As noted, terminal commands can be ridiculously powerful, and can result in messy states.
The last time I asked an LLM for help, was when I wanted to move an automounted disk image from the internal disk to an external one. If you do that, when the mount occurs, is important.
It gave me a bunch of really crazy (and ineffective) instructions, to create login items with timed bash commands, etc. To be fair, I did try to give it the benefit of the doubt, but each time its advice pooched, it would give even worse workarounds.
One of the insidious things, was that it never instructed to revert the previous attempt, like most online instruction posts. This resulted in one attempt colliding with the previous ineffective one, when I neglected to do so, on my own judgment.
Eventually, I decided the fox wasn’t worth the chase, and just left the image on the startup disk. It wasn’t that big, anyway. I made sure to remove all the litter from the LLM debacle.
Taught me a lesson.
> “A man who carries a cat by the tail learns something he can learn in no other way.“
-Mark Twain
Since it's all statistics under the LLM hood, both of those cause proven CLI tools to have strong signals as being the right answer.
I wonder why?
Maybe because that's where the basic tools live.
UIs have better visual feedback for "Am I about to do the right thing?".
But with the AI, there's a good chance it has it correct, and a good chance it'll just be copy/pasted or even run directly. So the risk is reduced.
At least. If I am not able to follow along step by step to point at their screen and the relative position of buttons. Even more so if the person I'm talking to is clueless to provide and interpret context.
This further solidifies my view that LLMs will not achieve AGI by refuting the oft repeated popsci argument that human brains predict the next word in a sentence just like LLMs.
Also, languages made up of tokens are still languages, in fact most academics would argue all languages are made up of tokens.
Anyway, it's not LLM's that achieve AGI, it's systems built around LLM's that achieved AGI quite some time ago.
Are you trying to tell me that a Large LANGUAGE Model is better at text than at pictures? What are you going to tell me next? That the sidewalk is hot on a sunny day?
It won’t be as fast to go through them than just pasting some commands but if that’s what the user prefers…
It would be nice if this was mentioned transparently in the beginning of article.
I mean - new models also tell you to use the terminal, but the quality is incomparable to what the author is using.

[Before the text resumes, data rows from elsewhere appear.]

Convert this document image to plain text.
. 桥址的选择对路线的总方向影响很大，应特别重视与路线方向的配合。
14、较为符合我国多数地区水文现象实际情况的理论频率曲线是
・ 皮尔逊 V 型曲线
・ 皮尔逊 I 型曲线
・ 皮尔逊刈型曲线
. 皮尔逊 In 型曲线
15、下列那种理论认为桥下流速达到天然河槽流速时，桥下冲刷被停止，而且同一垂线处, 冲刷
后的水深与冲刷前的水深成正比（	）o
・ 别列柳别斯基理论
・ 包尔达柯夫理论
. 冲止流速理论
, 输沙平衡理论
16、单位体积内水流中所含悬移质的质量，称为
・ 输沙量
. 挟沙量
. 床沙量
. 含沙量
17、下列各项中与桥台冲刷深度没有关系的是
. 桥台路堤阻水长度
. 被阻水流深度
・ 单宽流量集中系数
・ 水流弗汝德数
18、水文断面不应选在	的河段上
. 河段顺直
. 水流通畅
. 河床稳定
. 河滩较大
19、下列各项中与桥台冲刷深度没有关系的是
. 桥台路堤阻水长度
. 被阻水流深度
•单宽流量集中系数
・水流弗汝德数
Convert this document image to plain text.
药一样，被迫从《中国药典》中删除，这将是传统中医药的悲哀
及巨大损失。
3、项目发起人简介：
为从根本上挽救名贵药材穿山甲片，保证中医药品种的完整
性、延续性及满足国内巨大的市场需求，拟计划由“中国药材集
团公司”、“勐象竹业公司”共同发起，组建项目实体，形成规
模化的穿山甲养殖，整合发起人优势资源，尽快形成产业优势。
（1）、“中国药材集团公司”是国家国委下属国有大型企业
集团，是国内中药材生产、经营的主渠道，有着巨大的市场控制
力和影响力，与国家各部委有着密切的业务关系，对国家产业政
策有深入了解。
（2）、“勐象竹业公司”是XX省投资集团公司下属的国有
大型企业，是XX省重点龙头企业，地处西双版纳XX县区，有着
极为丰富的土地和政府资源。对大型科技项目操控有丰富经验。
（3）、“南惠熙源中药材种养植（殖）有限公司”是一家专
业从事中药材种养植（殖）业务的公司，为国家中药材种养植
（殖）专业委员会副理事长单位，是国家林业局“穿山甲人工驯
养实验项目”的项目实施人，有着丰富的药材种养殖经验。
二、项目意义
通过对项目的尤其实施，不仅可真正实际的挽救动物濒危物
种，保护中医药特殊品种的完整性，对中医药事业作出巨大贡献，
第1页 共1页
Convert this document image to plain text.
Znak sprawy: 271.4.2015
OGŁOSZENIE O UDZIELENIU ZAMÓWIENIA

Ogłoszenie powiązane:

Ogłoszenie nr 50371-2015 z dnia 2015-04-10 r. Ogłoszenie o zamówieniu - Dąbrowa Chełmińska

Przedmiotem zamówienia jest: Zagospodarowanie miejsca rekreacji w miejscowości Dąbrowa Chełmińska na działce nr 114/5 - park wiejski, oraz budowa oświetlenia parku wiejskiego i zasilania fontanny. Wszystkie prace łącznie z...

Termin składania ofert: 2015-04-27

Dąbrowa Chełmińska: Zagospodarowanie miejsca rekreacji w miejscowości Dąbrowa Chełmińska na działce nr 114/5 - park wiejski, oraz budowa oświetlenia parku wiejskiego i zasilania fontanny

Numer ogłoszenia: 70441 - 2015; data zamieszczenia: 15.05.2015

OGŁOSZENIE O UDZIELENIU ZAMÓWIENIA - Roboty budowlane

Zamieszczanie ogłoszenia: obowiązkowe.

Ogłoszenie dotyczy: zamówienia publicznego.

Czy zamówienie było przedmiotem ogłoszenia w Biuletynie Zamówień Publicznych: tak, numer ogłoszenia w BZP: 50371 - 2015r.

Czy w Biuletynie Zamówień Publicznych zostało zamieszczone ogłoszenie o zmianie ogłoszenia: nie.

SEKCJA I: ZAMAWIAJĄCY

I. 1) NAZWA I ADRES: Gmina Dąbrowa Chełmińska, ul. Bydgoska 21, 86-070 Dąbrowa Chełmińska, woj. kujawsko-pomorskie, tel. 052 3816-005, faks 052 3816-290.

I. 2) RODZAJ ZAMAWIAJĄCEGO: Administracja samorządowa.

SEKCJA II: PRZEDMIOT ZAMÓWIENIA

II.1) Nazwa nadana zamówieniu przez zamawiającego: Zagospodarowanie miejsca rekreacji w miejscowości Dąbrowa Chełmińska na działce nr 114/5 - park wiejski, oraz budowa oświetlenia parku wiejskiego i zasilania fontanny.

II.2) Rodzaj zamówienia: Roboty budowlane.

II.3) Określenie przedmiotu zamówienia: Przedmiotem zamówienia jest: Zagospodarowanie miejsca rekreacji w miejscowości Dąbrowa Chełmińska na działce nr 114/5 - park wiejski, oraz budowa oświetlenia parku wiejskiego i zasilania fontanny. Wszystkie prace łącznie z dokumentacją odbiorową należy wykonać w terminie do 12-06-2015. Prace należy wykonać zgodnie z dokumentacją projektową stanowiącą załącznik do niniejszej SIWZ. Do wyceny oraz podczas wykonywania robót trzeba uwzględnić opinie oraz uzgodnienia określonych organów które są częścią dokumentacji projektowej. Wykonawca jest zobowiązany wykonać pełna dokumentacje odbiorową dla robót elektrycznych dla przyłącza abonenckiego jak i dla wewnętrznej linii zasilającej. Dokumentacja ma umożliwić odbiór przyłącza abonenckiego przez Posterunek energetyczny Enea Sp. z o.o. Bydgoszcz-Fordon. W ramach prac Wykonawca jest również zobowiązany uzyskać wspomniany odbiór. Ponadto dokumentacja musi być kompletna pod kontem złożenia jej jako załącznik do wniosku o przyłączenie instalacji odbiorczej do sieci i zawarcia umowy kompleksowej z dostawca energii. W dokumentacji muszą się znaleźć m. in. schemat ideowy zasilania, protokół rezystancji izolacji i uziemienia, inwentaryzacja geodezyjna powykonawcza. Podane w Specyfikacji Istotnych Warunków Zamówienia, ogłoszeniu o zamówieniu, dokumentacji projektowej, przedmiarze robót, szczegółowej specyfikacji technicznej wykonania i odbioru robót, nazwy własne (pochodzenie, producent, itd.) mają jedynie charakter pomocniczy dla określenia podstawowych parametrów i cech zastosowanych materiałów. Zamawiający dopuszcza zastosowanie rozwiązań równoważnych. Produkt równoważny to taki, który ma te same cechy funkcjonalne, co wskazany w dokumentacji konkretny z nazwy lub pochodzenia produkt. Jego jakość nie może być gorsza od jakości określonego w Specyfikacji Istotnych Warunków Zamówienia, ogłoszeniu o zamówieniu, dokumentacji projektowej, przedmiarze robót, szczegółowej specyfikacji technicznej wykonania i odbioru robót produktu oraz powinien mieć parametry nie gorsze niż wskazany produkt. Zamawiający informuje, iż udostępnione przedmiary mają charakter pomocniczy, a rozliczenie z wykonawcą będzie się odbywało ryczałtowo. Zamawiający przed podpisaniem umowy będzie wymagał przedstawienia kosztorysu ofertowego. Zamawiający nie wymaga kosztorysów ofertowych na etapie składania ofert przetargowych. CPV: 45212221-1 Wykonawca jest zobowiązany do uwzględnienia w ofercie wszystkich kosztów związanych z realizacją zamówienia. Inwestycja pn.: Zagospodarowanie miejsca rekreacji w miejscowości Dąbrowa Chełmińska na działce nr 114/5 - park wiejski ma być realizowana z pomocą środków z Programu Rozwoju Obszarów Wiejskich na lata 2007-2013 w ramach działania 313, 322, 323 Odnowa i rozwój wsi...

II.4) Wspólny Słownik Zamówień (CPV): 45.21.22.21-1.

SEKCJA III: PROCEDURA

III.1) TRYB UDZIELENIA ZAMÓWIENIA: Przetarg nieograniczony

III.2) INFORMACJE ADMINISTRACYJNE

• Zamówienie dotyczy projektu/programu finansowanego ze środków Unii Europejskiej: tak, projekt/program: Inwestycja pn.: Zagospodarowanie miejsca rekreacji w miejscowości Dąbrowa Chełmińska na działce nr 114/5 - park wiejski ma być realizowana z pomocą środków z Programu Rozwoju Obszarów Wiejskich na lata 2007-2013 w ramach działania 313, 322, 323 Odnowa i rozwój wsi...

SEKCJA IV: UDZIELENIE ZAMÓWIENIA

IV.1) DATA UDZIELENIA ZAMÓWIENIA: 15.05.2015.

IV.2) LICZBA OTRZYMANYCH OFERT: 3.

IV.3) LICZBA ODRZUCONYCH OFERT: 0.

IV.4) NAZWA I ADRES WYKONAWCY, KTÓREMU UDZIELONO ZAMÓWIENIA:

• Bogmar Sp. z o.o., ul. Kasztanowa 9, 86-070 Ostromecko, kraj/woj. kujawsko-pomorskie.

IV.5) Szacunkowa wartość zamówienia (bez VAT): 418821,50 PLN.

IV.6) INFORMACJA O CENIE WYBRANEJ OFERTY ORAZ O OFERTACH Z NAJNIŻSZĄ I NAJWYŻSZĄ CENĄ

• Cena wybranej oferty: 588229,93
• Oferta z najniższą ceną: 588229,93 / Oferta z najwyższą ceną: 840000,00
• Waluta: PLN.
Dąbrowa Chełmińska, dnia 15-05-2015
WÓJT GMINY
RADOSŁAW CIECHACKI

edit: ChatGPT talked me recently through Linux Mint installation on two old laptops I have at home where Mint didn't detect existing Windows installation (which I wanted to keep), don't think anyone on Reddit or elsewhere would be as fast/patient as ChatGPT, it was mostly done by terminal commands, one computer was easy, the other had already 4 partitions and FAT32, so it took longer
However had, I use the terminal all the time. It is the primary user interface to me to get computers to do what I want; in the most basic sense I simply invoke various commands from the commandline, often delegating onto self-written ruby scripts. For instance "delem" is my commandline alias for delete_empty_files (kept in delete_empty_files.rb). I have tons of similar "actions"; oldschool UNIX people may use some commandline flags for this. I also support commandline flags, of course, but my brain works best when I keep everything super-simple at all times. So I actually do not disagree with AI here; the terminal is efficient. I just don't need AI to tell me that - I knew that before already. So AI may still be stupid. It's like a young over-eager kid, but without a real ability to "learn".
Am I the only one who thinks like this?
By "few" you mean "few Gen-Zs?"
For UI you need to figure out different locales, OS versions, etc.
But at least TFA wrote up the criticism in text, even transcribing some of the screenshots.
Automating terminal commands is easy, because that is how the OS works anyways. All programs invoke each other by issuing (arrays of) strings to the OS and telling it to exec this.